Why plain language and Plain English are different Link post

I did not know a lot of the history outlined in this post by Caroline Jarrett until she kindly pointed me to it last year. Historical drama aside, I think the key distinction for me is the importance of testing content with users.

Plain language relies on testing with users. If the intended users can use the content to do what they need to do, it’s plain. If they can’t, it’s not plain. So you can only really know whether you have succeeded in writing in plain language when you have tested with the actual users.

And of course, this detail is fundamental to content design as a discipline. It's about following the principles of clear writing, but making decisions based on research and data. You need to understand what users need before you start writing. Then you need to test your content when you're done to make sure it meets those needs. It's only plain or clear if it does.

The Sliding Scale of Giving a F*** Link post

And now for something a little different with a touch of fruity language.

One of the lovely colleagues on my previous project shared this blog post by Cap Watkins with me last year and I have thought about it a lot since. Essentially, if you are having a difficult design or content conversation, how much does the issue mean to you on a scale of 1–10?

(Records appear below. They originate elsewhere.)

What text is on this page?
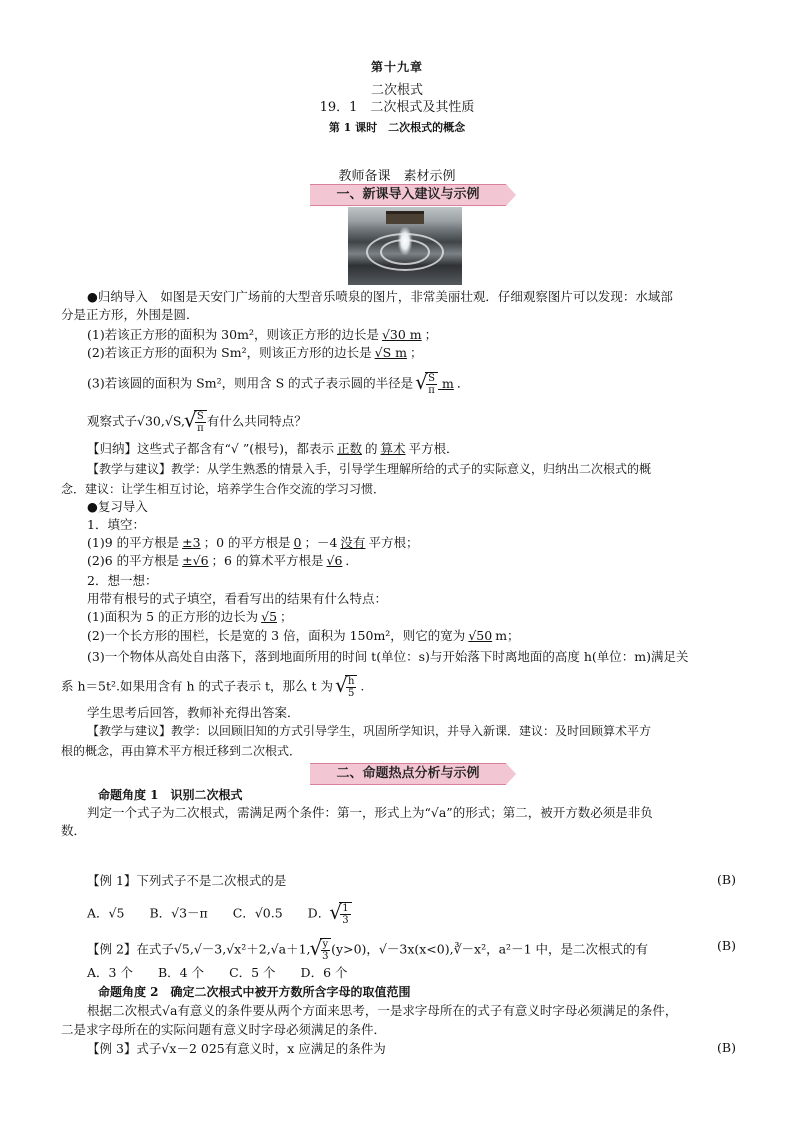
第十九章
二次根式
19．1　二次根式及其性质
第 1 课时　二次根式的概念
教师备课　素材示例
一、新课导入建议与示例
●归纳导入　如图是天安门广场前的大型音乐喷泉的图片，非常美丽壮观．仔细观察图片可以发现：水域部
分是正方形，外围是圆．
(1)若该正方形的面积为 30m²，则该正方形的边长是 √30 m ；
(2)若该正方形的面积为 Sm²，则该正方形的边长是 √S m ；
(3)若该圆的面积为 Sm²，则用含 S 的式子表示圆的半径是 √ $\frac{S}{\pi}$ m ．
观察式子√30,√S, √ $\frac{S}{\pi}$ 有什么共同特点？
【归纳】这些式子都含有“√ ”(根号)，都表示 正数 的 算术 平方根．
【教学与建议】教学：从学生熟悉的情景入手，引导学生理解所给的式子的实际意义，归纳出二次根式的概
念．建议：让学生相互讨论，培养学生合作交流的学习习惯．
●复习导入
1．填空：
(1)9 的平方根是 ±3 ；0 的平方根是 0 ；－4 没有 平方根；
(2)6 的平方根是 ±√6 ；6 的算术平方根是 √6 ．
2．想一想：
用带有根号的式子填空，看看写出的结果有什么特点：
(1)面积为 5 的正方形的边长为 √5 ；
(2)一个长方形的围栏，长是宽的 3 倍，面积为 150m²，则它的宽为 √50 m；
(3)一个物体从高处自由落下，落到地面所用的时间 t(单位：s)与开始落下时离地面的高度 h(单位：m)满足关
系 h＝5t².如果用含有 h 的式子表示 t，那么 t 为 √ $\frac{h}{5}$ .
学生思考后回答，教师补充得出答案．
【教学与建议】教学：以回顾旧知的方式引导学生，巩固所学知识，并导入新课．建议：及时回顾算术平方
根的概念，再由算术平方根迁移到二次根式．
二、命题热点分析与示例
命题角度 1　识别二次根式
判定一个式子为二次根式，需满足两个条件：第一，形式上为“√a”的形式；第二，被开方数必须是非负
数．
【例 1】下列式子不是二次根式的是	(B)
A．√5　　B．√3－π　　C．√0.5　　D． √ $\frac{1}{3}$
【例 2】在式子√5,√－3,√x²＋2,√a＋1, √ $\frac{y}{3} (y>0)$，√－3x(x<0),∛－x²，a²－1 中，是二次根式的有	(B)
A．3 个　　B．4 个　　C．5 个　　D．6 个
命题角度 2　确定二次根式中被开方数所含字母的取值范围
根据二次根式√a有意义的条件要从两个方面来思考，一是求字母所在的式子有意义时字母必须满足的条件，
二是求字母所在的实际问题有意义时字母必须满足的条件．
【例 3】式子√x－2 025有意义时，x 应满足的条件为	(B)
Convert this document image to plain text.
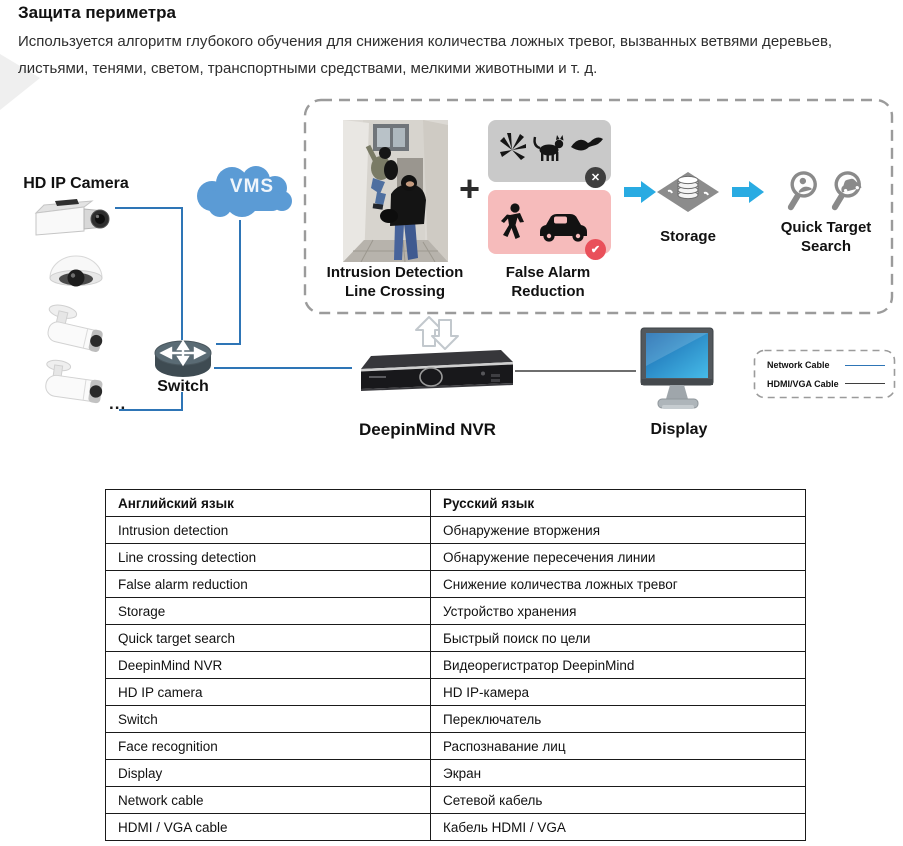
Защита периметра
Используется алгоритм глубокого обучения для снижения количества ложных тревог, вызванных ветвями деревьев,
листьями, тенями, светом, транспортными средствами, мелкими животными и т. д.
HD IP Camera
...
VMS
Switch
Intrusion Detection
Line Crossing
+	✕
✔
False Alarm
Reduction
Storage
Quick Target
Search
DeepinMind NVR	Display
Network Cable
HDMI/VGA Cable
Английский язык	Русский язык
Intrusion detection	Обнаружение вторжения
Line crossing detection	Обнаружение пересечения линии
False alarm reduction	Снижение количества ложных тревог
Storage	Устройство хранения
Quick target search	Быстрый поиск по цели
DeepinMind NVR	Видеорегистратор DeepinMind
HD IP camera	HD IP-камера
Switch	Переключатель
Face recognition	Распознавание лиц
Display	Экран
Network cable	Сетевой кабель
HDMI / VGA cable	Кабель HDMI / VGA
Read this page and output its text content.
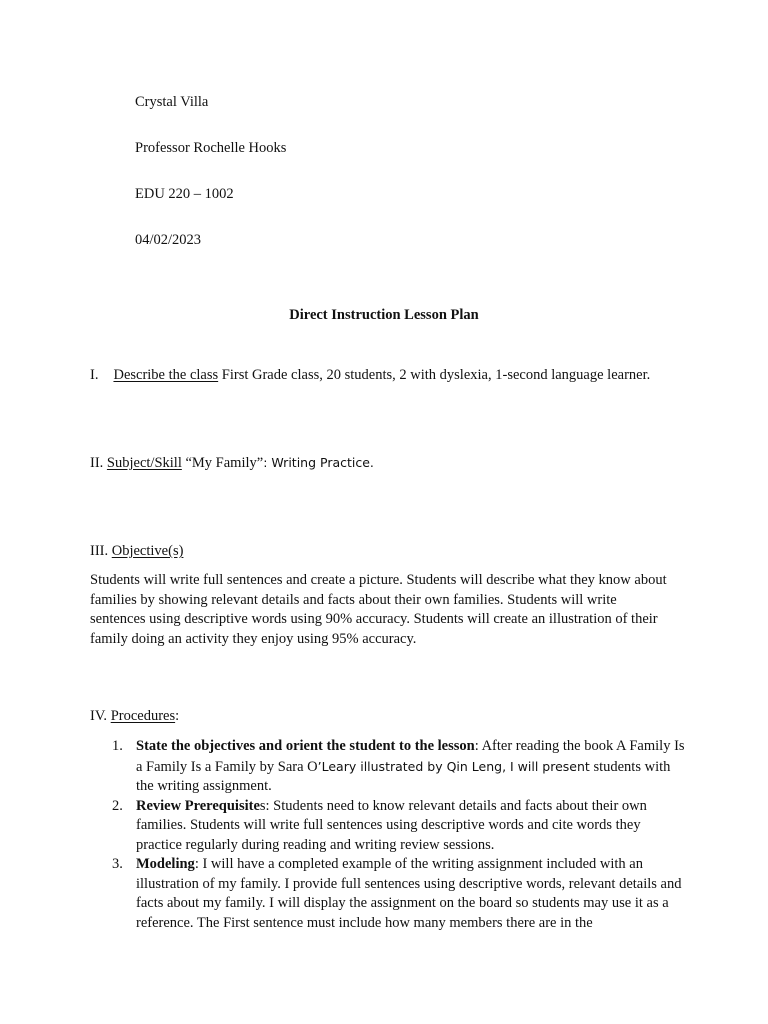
Crystal Villa
Professor Rochelle Hooks
EDU 220 – 1002
04/02/2023
Direct Instruction Lesson Plan
I. Describe the class First Grade class, 20 students, 2 with dyslexia, 1-second language learner.
II. Subject/Skill “My Family”: Writing Practice.
III. Objective(s)
Students will write full sentences and create a picture. Students will describe what they know about families by showing relevant details and facts about their own families. Students will write sentences using descriptive words using 90% accuracy. Students will create an illustration of their family doing an activity they enjoy using 95% accuracy.
IV. Procedures:
1. State the objectives and orient the student to the lesson: After reading the book A Family Is a Family Is a Family by Sara O’Leary illustrated by Qin Leng, I will present students with the writing assignment.
2. Review Prerequisites: Students need to know relevant details and facts about their own families. Students will write full sentences using descriptive words and cite words they practice regularly during reading and writing review sessions.
3. Modeling: I will have a completed example of the writing assignment included with an illustration of my family. I provide full sentences using descriptive words, relevant details and facts about my family. I will display the assignment on the board so students may use it as a reference. The First sentence must include how many members there are in the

There have been a few times recently when I could tell someone felt far more strongly about a decision than I did. So, I acquiesced, with the hope that the next time I'm a ten-out-of-ten on a topic with that person involved, they'll recognize that and hear me out. If you can let go of the things that don't matter so much to you directly, you can build currency with others and earn their trust when you do wind up pushing back.

I have found this an incredibly useful mental trick. When you are in the fog of deadlines and challenging work, it is easy to feel like every decision matters and all arguments are worth fighting for. But that's not how true collaboration works.

To work effectively as a team when things get tough and tense, there has to be a bit of give and take. You can't go full steam ahead into every single conversation. It's unlikely that your way will be the right way every time.

So yeah – these are good questions to ask. Is this decision – this argument – really that important to me? Do I feel so strongly about it? Or can I let this one go and save my persistence for a problem that's more of an 8, 9 or 10 out of 10?